History has it that the world of motor racing has little to do with some product categories. If we made a list of such products, soaps and detergents would definitely be on top of it. My feeling is that this is a great chance missed: putting together MotoGP and household products, for instance, may offer the opportunity to start significant sports marketing programmes.
This is true for two main reasons:
- unlike one may believe, racing locations are extremely clean, and obsessive care is taken of the facilities where the teams operate;
- similarly, we have to give up the stereotype according to which the purchase of detergents is a women’s prerogative.
Racing and cleanliness: why are races obsessively clean?
One aspect that normally impresses anyone visiting a motor sports factory is cleanliness, combined with incredible tidiness. Floors, surfaces, window panes, work benches and all tools are in perfect order and impeccable, above all. Some work processes, to mention an example, are even carried out in “clean rooms”: these are fully dust-free rooms typically used for productions in the pharmaceutical, food processing or micro electric industry.
The feeling is the same when you go to a racing track to follow the main activities of the teams, i.e. racing and serving their partners. Everything is clean, tidy and orderly. Care is the common denominator in boxes, garages and hospitalities, as well as in service locations.
So, do you really think that there is a better “shop window” to demonstrate what your product, cloth or spray can do? Anyone can easily recall to mind mechanics cleaning a motorcycle fairing or the sides of a racing car or the visor of a driver’s helmet using a spray and a microfiber cloth. Only a few, however, are aware of how clean hospitalities are or how perfect garages are. Don’t miss the chance to give your guests this opportunity and to create a good impression!
Why is the world of racing so madly fond of cleanliness and tidiness to such extent that they have become an integral part of the business? There are two main answers to this question: the first is performance, while the second is control.
Firstly, dust, debris, dirt and other foreign matter contribute to deteriorating mechanical parts and prevent them from operating perfectly. In a world where one tenth of a second makes the difference, the conditions of each component must be more than merely excellent. The only way to achieve the above is by continuous cleaning, maintenance and care. Secondly, constant cleaning and checking (i.e. handling) of the materials help mechanics understand whether parts are integer and free of damage which may jeopardise the race results or, in the worst case, pose a hazard for the driver/racer. Cleaning in racing is not merely an exercise of style: it is rather a life-saving activity.

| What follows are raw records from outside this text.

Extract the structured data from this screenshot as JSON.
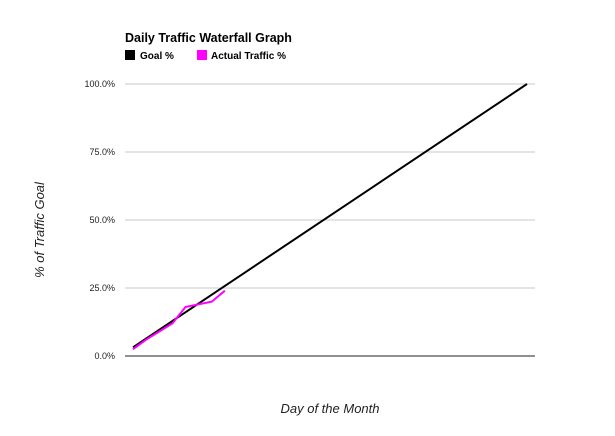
{
  "chart_data": {
    "type": "line",
    "title": "Daily Traffic Waterfall Graph",
    "xlabel": "Day of the Month",
    "ylabel": "% of Traffic Goal",
    "ylim": [
      0,
      100
    ],
    "xlim": [
      1,
      31
    ],
    "yticks": [
      0,
      25,
      50,
      75,
      100
    ],
    "ytick_labels": [
      "0.0%",
      "25.0%",
      "50.0%",
      "75.0%",
      "100.0%"
    ],
    "grid": true,
    "legend_position": "top-left",
    "series": [
      {
        "name": "Goal %",
        "color": "#000000",
        "x": [
          1,
          31
        ],
        "y": [
          3.2,
          100
        ]
      },
      {
        "name": "Actual Traffic %",
        "color": "#ff00ff",
        "x": [
          1,
          2,
          3,
          4,
          5,
          6,
          7,
          8
        ],
        "y": [
          2.5,
          6.0,
          9.0,
          12.0,
          18.0,
          19.0,
          20.0,
          24.0
        ]
      }
    ]
  }
}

Men, women and detergents: a new Purchasing Manager on the horizon
The second point relates to the purchasing manager (PM) who buys soaps and detergents. Despite common thinking, this is no longer a women’s prerogative. The world has changed in this area too …. thank God.
According to the Office for National Statistic, 7.7 million people in England live on their own and 58% of these households consist of single men who have to take care of each and every aspect connected to the daily care of their body and household. According to Istat, the Italian National Statistic Institute, the situation in Italy is not much different. Here too, men and young men of all ages daily deal with floor cleansers, Marseille soaps, fabric softeners and wash machine caps (and they state they do it with great satisfaction).
After focusing on “household” cleaning, the time has come to draw attention to the huge market of clothes hygiene and washing. This market too offers anyone interested in the sponsorship sector a lot of food for thought: all members of staff at the race track proudly wear uniforms that identify their team. Staff include mechanics, engineers, press officers and managers who display the brand of their partners and the manufacturers whom they represent while performing their jobs.
Although the work of mechanics is traditionally associated with oily hands and trousers and T-shirts fouled with grease, you will never find a MotoGP or F1 mechanic wearing a stained uniform. They have, of course, many sets of uniforms at hand, but another reason for the above is that uniforms are thoroughly washed and ironed after each race and they live through the season unspoiled. My mind immediately goes to some past ads where the whitening property of some detergents was combined with their gentleness on fabrics. Motor sports mechanics and their uniforms may be taken as a perfect example of such situation.
The same connection may quite easily be made with consumer electronics, as well as with washing machines and tumble dryers that return spick-and-span clothes, often to be worn the weekends after the back-to-back races.
Is it merely a matter of hygiene and cleanliness? Well, honestly, there is more to it: it is values to be passed on. The crystal clean uniforms are the means through which the image of the team is transferred to the outer world. The teams represent excellent storytelling opportunities for manufacturers of washing machines and tumble dryers who may use a discipline like this where values such as speed, reliability, and strength are easy to communicate.
One thing we need to refrain from doing is to let stereotypes take over, as this may lead to think that certain product categories are not suitable for some specific sports. A typical stereotype may be that a female product should necessarily be connected to female sports like volleyball. Why? The number of women watching MotoGP, soccer or rugby is now a seven-digit figure.
This topic definitely deserves further debate in other posts where examples may be mentioned of new product categories which may at first sight appear to have little to do with motor sports, but actually have a lot in common with them at a more in-depth examination.